For a light-hearted Danson/Schur vehicle, I recommend Netflix’s “A Man on the Inside” (short seasons, and note that, IMHO, season 1 was fair superior to season 2, although still worth it in the main).
“Stars and Bars“
“Stars and Bars“
@Steven L. Taylor:
We watch Bill Lawrence shows, but TBH his eternally quippy dialog wears thin. We had not known ahead of time that ROOSTER was one of his, but about 10 minutes in we were both calling it. It’s a very distinct style.
Mike Schur is a better writer. He’s really good and pulls off difficult-to-execute premises like GOOD PLACE. I could write a Bill Lawrence show, Mike Schur maybe not.
ETA: I just realized that my standard for good writing is, ‘could I do it?’ Lawrence? Meh. Vince Gilligan? He’s good, as in, no I couldn’t write it.
@becca:
Deadloch?
Would that be a sort of Scottish/Tasmanian version of Deadpool?
😉
Missed yesterday’s The Veep, the Pope, and Just War Theory
So I’ll say it here:
The MAGA theory of “Just War” seems indeed to be: just war.

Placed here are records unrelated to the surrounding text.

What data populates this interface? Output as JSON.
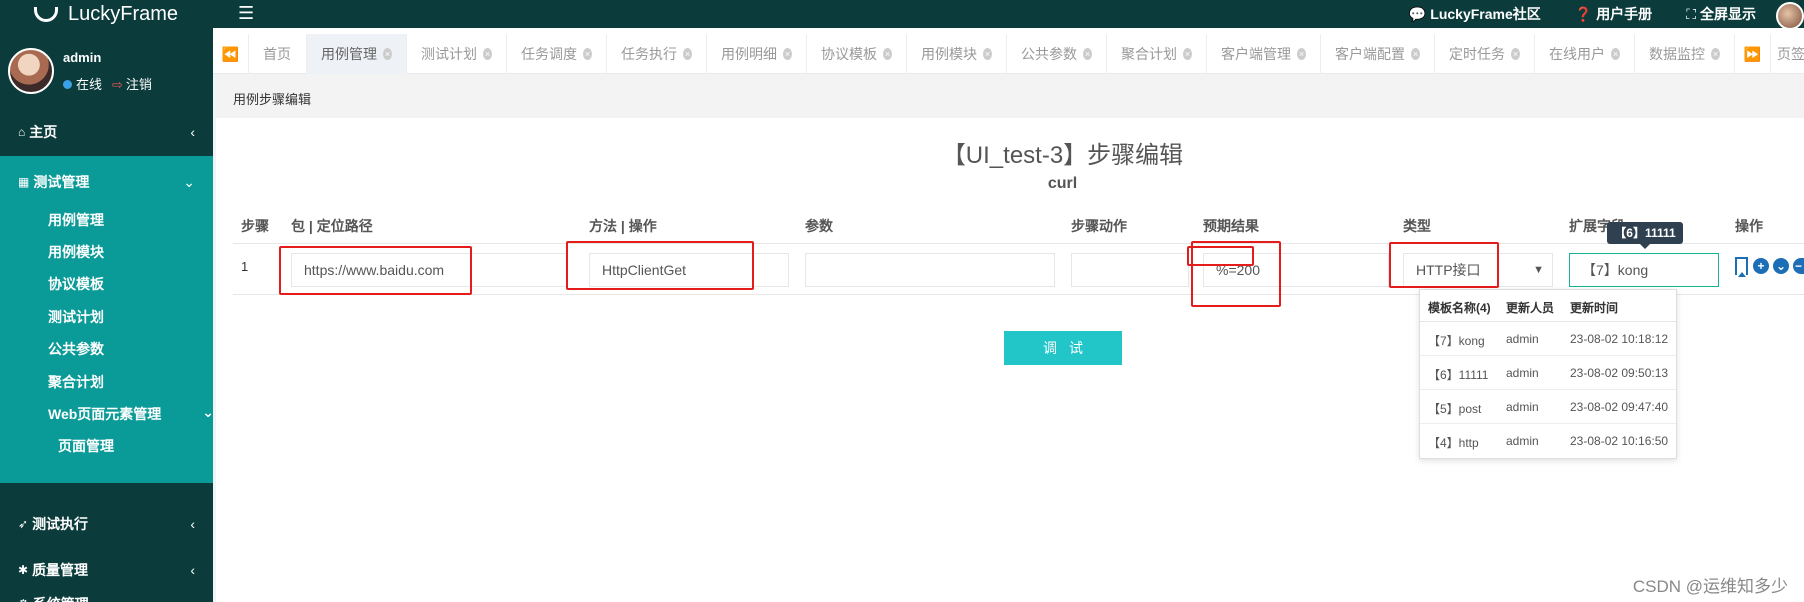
{
  "app": {
    "title": "LuckyFrame"
  },
  "topnav": {
    "community": "LuckyFrame社区",
    "manual": "用户手册",
    "fullscreen": "全屏显示"
  },
  "user": {
    "name": "admin",
    "status": "在线",
    "logout": "注销"
  },
  "sidebar": {
    "home": "主页",
    "test_mgmt": "测试管理",
    "sub_items": [
      "用例管理",
      "用例模块",
      "协议模板",
      "测试计划",
      "公共参数",
      "聚合计划",
      "Web页面元素管理"
    ],
    "sub_sub_item": "页面管理",
    "test_exec": "测试执行",
    "quality_mgmt": "质量管理",
    "system_mgmt": "系统管理"
  },
  "tabs": [
    "首页",
    "用例管理",
    "测试计划",
    "任务调度",
    "任务执行",
    "用例明细",
    "协议模板",
    "用例模块",
    "公共参数",
    "聚合计划",
    "客户端管理",
    "客户端配置",
    "定时任务",
    "在线用户",
    "数据监控"
  ],
  "tabs_overflow": "页签",
  "breadcrumb": "用例步骤编辑",
  "page": {
    "title": "【UI_test-3】步骤编辑",
    "subtitle": "curl"
  },
  "table": {
    "headers": [
      "步骤",
      "包 | 定位路径",
      "方法 | 操作",
      "参数",
      "步骤动作",
      "预期结果",
      "类型",
      "扩展字段",
      "操作"
    ],
    "row": {
      "step": "1",
      "path": "https://www.baidu.com",
      "method": "HttpClientGet",
      "param": "",
      "action": "",
      "expected": "%=200",
      "type": "HTTP接口",
      "ext": "【7】kong"
    }
  },
  "tooltip": "【6】11111",
  "dropdown": {
    "headers": [
      "模板名称(4)",
      "更新人员",
      "更新时间"
    ],
    "rows": [
      [
        "【7】kong",
        "admin",
        "23-08-02 10:18:12"
      ],
      [
        "【6】11111",
        "admin",
        "23-08-02 09:50:13"
      ],
      [
        "【5】post",
        "admin",
        "23-08-02 09:47:40"
      ],
      [
        "【4】http",
        "admin",
        "23-08-02 10:16:50"
      ]
    ]
  },
  "debug_button": "调试",
  "watermark": "CSDN @运维知多少",
  "colors": {
    "sidebar": "#0b3b3b",
    "menu_active": "#0a9a97",
    "button": "#23c6c8",
    "highlight": "#e41c1c"
  }
}
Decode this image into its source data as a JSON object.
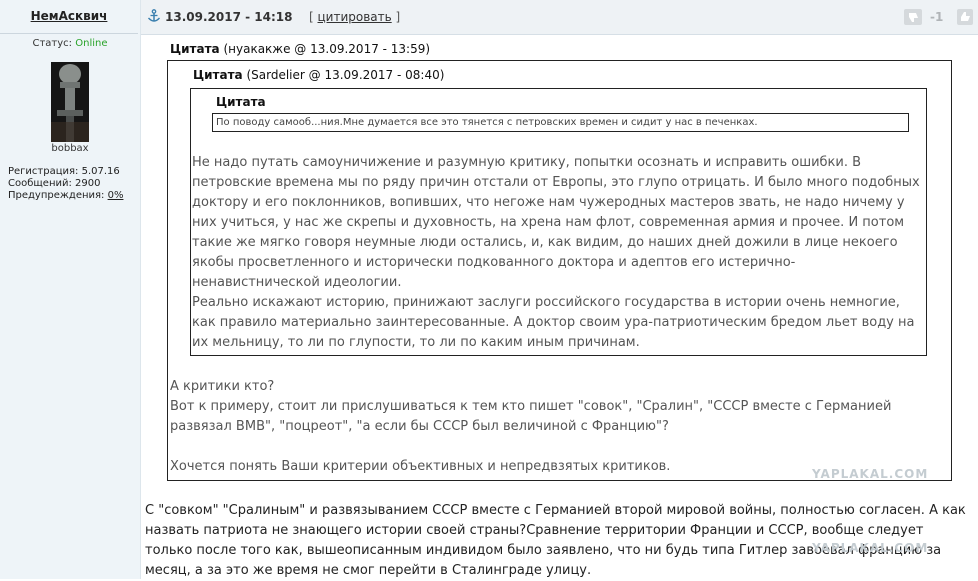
{
  "author": {
    "name": "НемАсквич",
    "status_label": "Статус:",
    "status_value": "Online",
    "avatar_caption": "bobbax",
    "stats": {
      "registration": "Регистрация: 5.07.16",
      "messages": "Сообщений: 2900",
      "warnings_label": "Предупреждения: ",
      "warnings_value": "0%"
    }
  },
  "header": {
    "date": "13.09.2017 - 14:18",
    "quote_open": "[ ",
    "quote_label": "цитировать",
    "quote_close": " ]",
    "rating": "-1"
  },
  "quotes": {
    "q1": {
      "title": "Цитата",
      "meta": " (нуакакже @ 13.09.2017 - 13:59)",
      "line1": "А критики кто?",
      "line2": "Вот к примеру, стоит ли прислушиваться к тем кто пишет \"совок\", \"Сралин\", \"СССР вместе с Германией развязал ВМВ\", \"поцреот\", \"а если бы СССР был величиной с Францию\"?",
      "line3": "Хочется понять Ваши критерии объективных и непредвзятых критиков."
    },
    "q2": {
      "title": "Цитата",
      "meta": " (Sardelier @ 13.09.2017 - 08:40)",
      "para1": "Не надо путать самоуничижение и разумную критику, попытки осознать и исправить ошибки. В петровские времена мы по ряду причин отстали от Европы, это глупо отрицать. И было много подобных доктору и его поклонников, вопивших, что негоже нам чужеродных мастеров звать, не надо ничему у них учиться, у нас же скрепы и духовность, на хрена нам флот, современная армия и прочее. И потом такие же мягко говоря неумные люди остались, и, как видим, до наших дней дожили в лице некоего якобы просветленного и исторически подкованного доктора и адептов его истерично-ненавистнической идеологии.",
      "para2": "Реально искажают историю, принижают заслуги российского государства в истории очень немногие, как правило материально заинтересованные. А доктор своим ура-патриотическим бредом льет воду на их мельницу, то ли по глупости, то ли по каким иным причинам."
    },
    "q3": {
      "title": "Цитата",
      "text": "По поводу самооб...ния.Мне думается все это тянется с петровских времен и сидит у нас в печенках."
    }
  },
  "reply": "С \"совком\" \"Сралиным\" и развязыванием СССР вместе с Германией второй мировой войны, полностью согласен. А как назвать патриота не знающего истории своей страны?Сравнение территории Франции и СССР, вообще следует только после того как, вышеописанным индивидом было заявлено, что ни будь типа Гитлер завоевал францию за месяц, а за это же время не смог перейти в Сталинграде улицу.",
  "watermark": "YAPLAKAL.COM",
  "colors": {
    "online": "#2aa32a",
    "sidebar": "#eef4f8",
    "header": "#eef2f5"
  }
}
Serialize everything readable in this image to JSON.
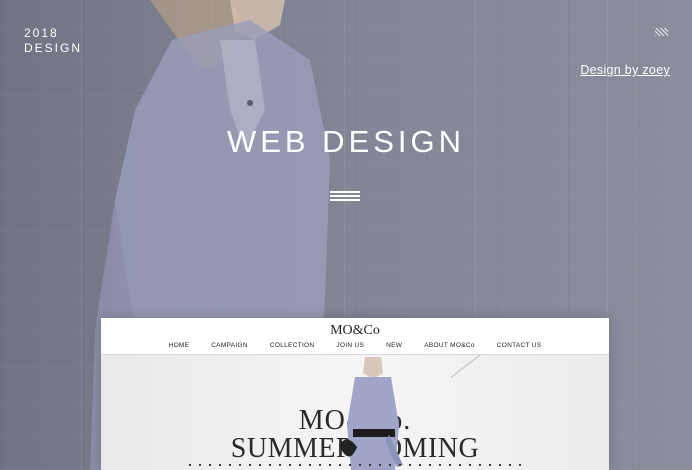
{
  "hero": {
    "year": "2018",
    "tag": "DESIGN",
    "credit": "Design by zoey",
    "title": "WEB DESIGN"
  },
  "mockup": {
    "logo": "MO&Co",
    "nav": [
      "HOME",
      "CAMPAIGN",
      "COLLECTION",
      "JOIN US",
      "NEW",
      "ABOUT MO&Co",
      "CONTACT US"
    ],
    "banner": {
      "line1": "MO&Co.",
      "line2": "SUMMER COMING"
    }
  },
  "colors": {
    "overlay": "#7a7e8d",
    "text": "#ffffff"
  }
}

@JohnSF: sure! if Ryan Reynolds was transformed into a lesbian detective married to a very horny veterinarian.
@MarkedMan:
@Steven L. Taylor:
The Good Place is one of my favorite TV shows ever. I’ve rewatched twice since I first watched it.
Man on the Inside is good, too. The second season was fine, but I felt like bringing back characters from the first season felt a bit forced at times. It may also have crowded out characters in the new milieu Charles infiltrates.
I wonder if for the third season they’ll manage to bring along characters from the previous two seasons as well. It feels like additive television.